Шофёр со зверофермы уносил в машину Наполеона.

Наполеон проплывал по воздуху над головами второклассников.

– Умница, – сказал директор Некрасов, обнимая Веру за плечи. – Как тебя звать? Вера? А как ты учишься?

– Хорошистка, – вставил с крыльца директор Губернаторов.

– Ребята! С этой девочки надо брать пример. Она помогла звероферме. Я хочу сказать ей наше звероводческое спасибо.

Второклассники затаили дыхание, ожидая, как директор будет говорить спасибо. Они понимали, что такое важное спасибо, к тому же звероводческое, сказать не просто.

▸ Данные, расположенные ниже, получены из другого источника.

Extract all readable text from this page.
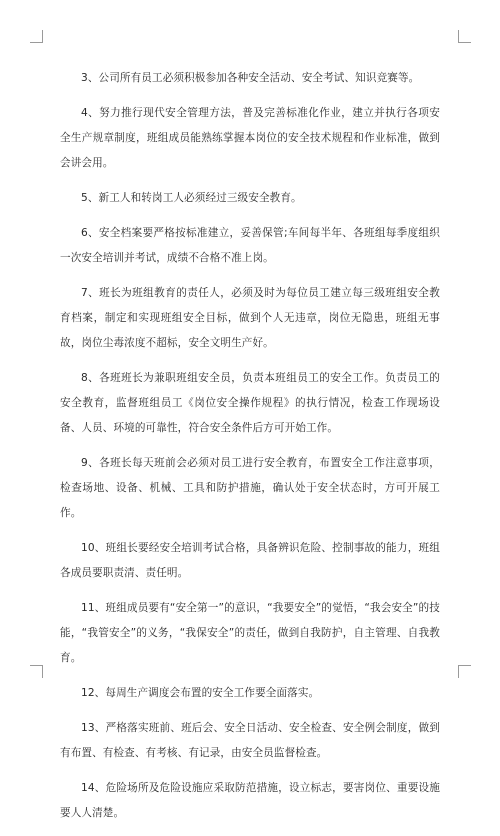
3、公司所有员工必须积极参加各种安全活动、安全考试、知识竞赛等。

4、努力推行现代安全管理方法，普及完善标准化作业，建立并执行各项安全生产规章制度，班组成员能熟练掌握本岗位的安全技术规程和作业标准，做到会讲会用。

5、新工人和转岗工人必须经过三级安全教育。

6、安全档案要严格按标准建立，妥善保管;车间每半年、各班组每季度组织一次安全培训并考试，成绩不合格不准上岗。

7、班长为班组教育的责任人，必须及时为每位员工建立每三级班组安全教育档案，制定和实现班组安全目标，做到个人无违章，岗位无隐患，班组无事故，岗位尘毒浓度不超标，安全文明生产好。

8、各班班长为兼职班组安全员，负责本班组员工的安全工作。负责员工的安全教育，监督班组员工《岗位安全操作规程》的执行情况，检查工作现场设备、人员、环境的可靠性，符合安全条件后方可开始工作。

9、各班长每天班前会必须对员工进行安全教育，布置安全工作注意事项，检查场地、设备、机械、工具和防护措施，确认处于安全状态时，方可开展工作。

10、班组长要经安全培训考试合格，具备辨识危险、控制事故的能力，班组各成员要职责清、责任明。

11、班组成员要有“安全第一”的意识，“我要安全”的觉悟，“我会安全”的技能，“我管安全”的义务，“我保安全”的责任，做到自我防护，自主管理、自我教育。

12、每周生产调度会布置的安全工作要全面落实。

13、严格落实班前、班后会、安全日活动、安全检查、安全例会制度，做到有布置、有检查、有考核、有记录，由安全员监督检查。

14、危险场所及危险设施应采取防范措施，设立标志，要害岗位、重要设施要人人清楚。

И директор, как видно, чувствовал, что надо это сделать помощнее. Он набрал в грудь воздуху и сказал изо всех сил:

– Спасибо!

Потряс Верину руку и так крепко хлопнул её по спине, будто хотел сшибить гору, навалившуюся на плечи.

– Пожалуйста, – тихо ответила Вера.

И тут директор Некрасов снял вдруг свою пыжиковую шапку да и нахлобучил её прямо на голову директору Губернаторову.

– На память! – сказал директор Некрасов.

Директор Губернаторов побелел. Не родилось ещё на земле человека, которому позволил бы директор Губернаторов нахлобучивать себе шапку на голову. Но директор Некрасов тоже был директор, а шапка была всё-таки пыжиковой, поэтому директор Губернаторов пожал некрасовскую руку и сказал:

– Что вы? Что вы! Зачем это? А как же вы?!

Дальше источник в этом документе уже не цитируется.